Moving right along from the ‘liposuction in a jar’ promised by Jean Lowe’s “Willendorf” products, a few doors down, the Craig Krull Gallery was showing “Phranc of California,” a kind of fossilized swim and surf line, evoking memories of those classic Jantzen-style and Olympic racer-back one-piece swimsuits, guy’s trunks in sweet little plaids and polkadots, and slightly mothballed wraps and surfer shirts, fins and boogie boards. All sculptures – in cardboard, gouache, tempera, paper, thread – they had the look of papier-mâché; all by the hand of that same Phranc we know as America’s favorite lesbian Jewish folk-rock singer. The girl next door (well, Santa Monica) with the phlat-top and surfboard who grew up to serenade us with “One of the Girls,” “M-A-R-T-I-N-A,” and her pastiche of Jonathan Richman’s “Pablo Picasso,” “Gertrude Stein.” (“Some guys pick up girls and get called ‘asshole.’ This never happened to Gertrude Stein.”) These days, when she’s not performing (or selling Tupperware), she calls herself a “Cardboard Cobbler,” crafting these sculptures that mediate slyly between Claes Oldenburg and Gaston Lachaise.
Without getting into formal concerns – physicality, presence and absence, implied action or interaction, its aftermath, its exaltation – we’re referencing bodies as sculptural vehicles and volumes. That is to say, when we’re no longer using them, when our suits might as well be planters and our fins just more starfish on the beach – when we’re pushing daisies, or maybe seaweed.
Okay – so you wanna get in the pool already? What was funny about the swimwear scene at Saks Fifth Avenue was the extent to which our, uh, ‘issues’ were actually addressed. We’ve been talking about the coming ‘coverage’ from Day One. But the last place we expected to see it was in the swimwear department. Well, voilà: options. What was intriguing about the La Blanca line was the way it covered (especially hips and derriere) – the padding, draping, pulling up ‘this' and re-shaping ‘that.’ Overall the line offers a much broader range – in coverage (or bareness), style, color, pattern. But there was no escaping the trend.

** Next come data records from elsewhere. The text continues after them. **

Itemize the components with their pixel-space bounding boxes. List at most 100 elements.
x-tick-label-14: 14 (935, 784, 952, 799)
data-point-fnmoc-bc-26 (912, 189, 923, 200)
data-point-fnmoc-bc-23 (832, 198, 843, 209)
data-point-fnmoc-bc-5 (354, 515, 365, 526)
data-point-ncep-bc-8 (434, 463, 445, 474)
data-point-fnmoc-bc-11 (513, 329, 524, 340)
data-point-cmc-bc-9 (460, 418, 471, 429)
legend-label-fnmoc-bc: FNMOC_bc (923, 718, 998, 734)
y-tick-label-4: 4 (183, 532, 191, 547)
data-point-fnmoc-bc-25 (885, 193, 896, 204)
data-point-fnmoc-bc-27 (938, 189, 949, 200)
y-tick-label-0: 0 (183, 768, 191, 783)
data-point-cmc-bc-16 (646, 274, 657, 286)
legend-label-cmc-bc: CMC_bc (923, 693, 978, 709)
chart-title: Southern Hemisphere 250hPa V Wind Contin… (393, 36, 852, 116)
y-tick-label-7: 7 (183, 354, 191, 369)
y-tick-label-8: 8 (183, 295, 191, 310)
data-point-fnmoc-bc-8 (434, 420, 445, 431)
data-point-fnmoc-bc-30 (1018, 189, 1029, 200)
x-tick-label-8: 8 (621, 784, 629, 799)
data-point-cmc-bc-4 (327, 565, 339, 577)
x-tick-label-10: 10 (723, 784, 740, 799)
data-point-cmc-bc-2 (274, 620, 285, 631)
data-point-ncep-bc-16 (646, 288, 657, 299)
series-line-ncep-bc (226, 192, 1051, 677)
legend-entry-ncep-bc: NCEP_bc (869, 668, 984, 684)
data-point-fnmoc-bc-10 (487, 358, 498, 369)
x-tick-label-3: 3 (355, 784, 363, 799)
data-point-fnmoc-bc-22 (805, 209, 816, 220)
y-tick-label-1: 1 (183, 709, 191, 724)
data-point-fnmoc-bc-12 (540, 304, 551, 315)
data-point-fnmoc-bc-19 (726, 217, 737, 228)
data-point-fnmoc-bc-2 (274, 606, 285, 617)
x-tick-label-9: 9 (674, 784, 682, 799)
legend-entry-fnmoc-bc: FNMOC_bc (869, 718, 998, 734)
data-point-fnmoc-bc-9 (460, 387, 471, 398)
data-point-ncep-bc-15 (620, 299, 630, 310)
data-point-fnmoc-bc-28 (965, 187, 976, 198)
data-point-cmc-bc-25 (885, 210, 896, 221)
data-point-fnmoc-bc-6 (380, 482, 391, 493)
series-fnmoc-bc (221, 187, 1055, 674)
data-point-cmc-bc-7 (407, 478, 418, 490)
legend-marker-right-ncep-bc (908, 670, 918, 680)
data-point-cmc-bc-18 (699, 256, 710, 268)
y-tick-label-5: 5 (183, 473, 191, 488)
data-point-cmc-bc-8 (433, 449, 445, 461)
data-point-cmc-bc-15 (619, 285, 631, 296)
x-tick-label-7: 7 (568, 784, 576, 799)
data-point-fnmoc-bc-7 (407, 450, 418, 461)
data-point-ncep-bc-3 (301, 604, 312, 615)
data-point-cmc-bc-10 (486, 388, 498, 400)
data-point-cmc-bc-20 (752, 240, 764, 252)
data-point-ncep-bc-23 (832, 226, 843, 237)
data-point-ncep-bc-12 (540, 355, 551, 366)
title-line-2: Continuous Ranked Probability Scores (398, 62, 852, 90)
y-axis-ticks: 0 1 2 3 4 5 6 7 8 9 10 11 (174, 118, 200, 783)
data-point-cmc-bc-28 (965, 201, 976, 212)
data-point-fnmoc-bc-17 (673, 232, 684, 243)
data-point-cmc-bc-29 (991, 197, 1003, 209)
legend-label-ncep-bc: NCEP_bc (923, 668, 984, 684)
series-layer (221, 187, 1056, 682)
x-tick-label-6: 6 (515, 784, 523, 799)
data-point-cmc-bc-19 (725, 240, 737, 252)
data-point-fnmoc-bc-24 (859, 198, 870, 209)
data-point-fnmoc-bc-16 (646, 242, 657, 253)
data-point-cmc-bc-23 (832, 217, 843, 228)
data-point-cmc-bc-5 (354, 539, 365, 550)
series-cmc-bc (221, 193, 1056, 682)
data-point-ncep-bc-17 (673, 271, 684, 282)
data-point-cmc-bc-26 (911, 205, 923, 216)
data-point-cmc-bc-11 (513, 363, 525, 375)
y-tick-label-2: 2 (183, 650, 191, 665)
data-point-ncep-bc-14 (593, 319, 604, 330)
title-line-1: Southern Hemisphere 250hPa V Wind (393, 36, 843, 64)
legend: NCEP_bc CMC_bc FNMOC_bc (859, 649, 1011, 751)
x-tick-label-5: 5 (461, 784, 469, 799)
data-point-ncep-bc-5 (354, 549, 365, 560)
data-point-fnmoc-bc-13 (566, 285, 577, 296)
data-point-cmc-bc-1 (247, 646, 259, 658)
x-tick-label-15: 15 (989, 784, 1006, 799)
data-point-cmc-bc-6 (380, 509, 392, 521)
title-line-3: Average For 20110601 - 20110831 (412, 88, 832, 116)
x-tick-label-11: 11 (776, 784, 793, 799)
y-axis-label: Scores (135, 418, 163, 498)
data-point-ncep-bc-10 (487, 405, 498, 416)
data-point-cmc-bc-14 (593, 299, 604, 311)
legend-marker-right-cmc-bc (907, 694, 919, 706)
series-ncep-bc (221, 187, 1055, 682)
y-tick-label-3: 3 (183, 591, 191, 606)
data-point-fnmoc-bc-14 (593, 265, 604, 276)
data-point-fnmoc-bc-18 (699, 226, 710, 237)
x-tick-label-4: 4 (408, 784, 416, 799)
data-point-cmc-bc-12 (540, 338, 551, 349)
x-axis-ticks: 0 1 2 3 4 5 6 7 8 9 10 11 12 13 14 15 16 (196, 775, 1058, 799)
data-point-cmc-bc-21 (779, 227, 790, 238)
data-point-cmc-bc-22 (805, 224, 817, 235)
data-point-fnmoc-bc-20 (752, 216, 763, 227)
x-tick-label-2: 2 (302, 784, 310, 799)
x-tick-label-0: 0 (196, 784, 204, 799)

The La Blanca suits at Saks seemed to veer toward neutrals; but so did many other lines. Even those multi-colored and Tequila Sunrise colored prints – some in striking graphic patterns – seemed slightly faded. Snake and lizard skin seem to be another ‘summer craze.’ Which isn’t to say there wasn’t any ‘bold and bare.’ “That’s a not a good look in my circle,” I heard one sales person tell another who walked across the department with what looked like punctuation marks in black and white. Well you know they get it.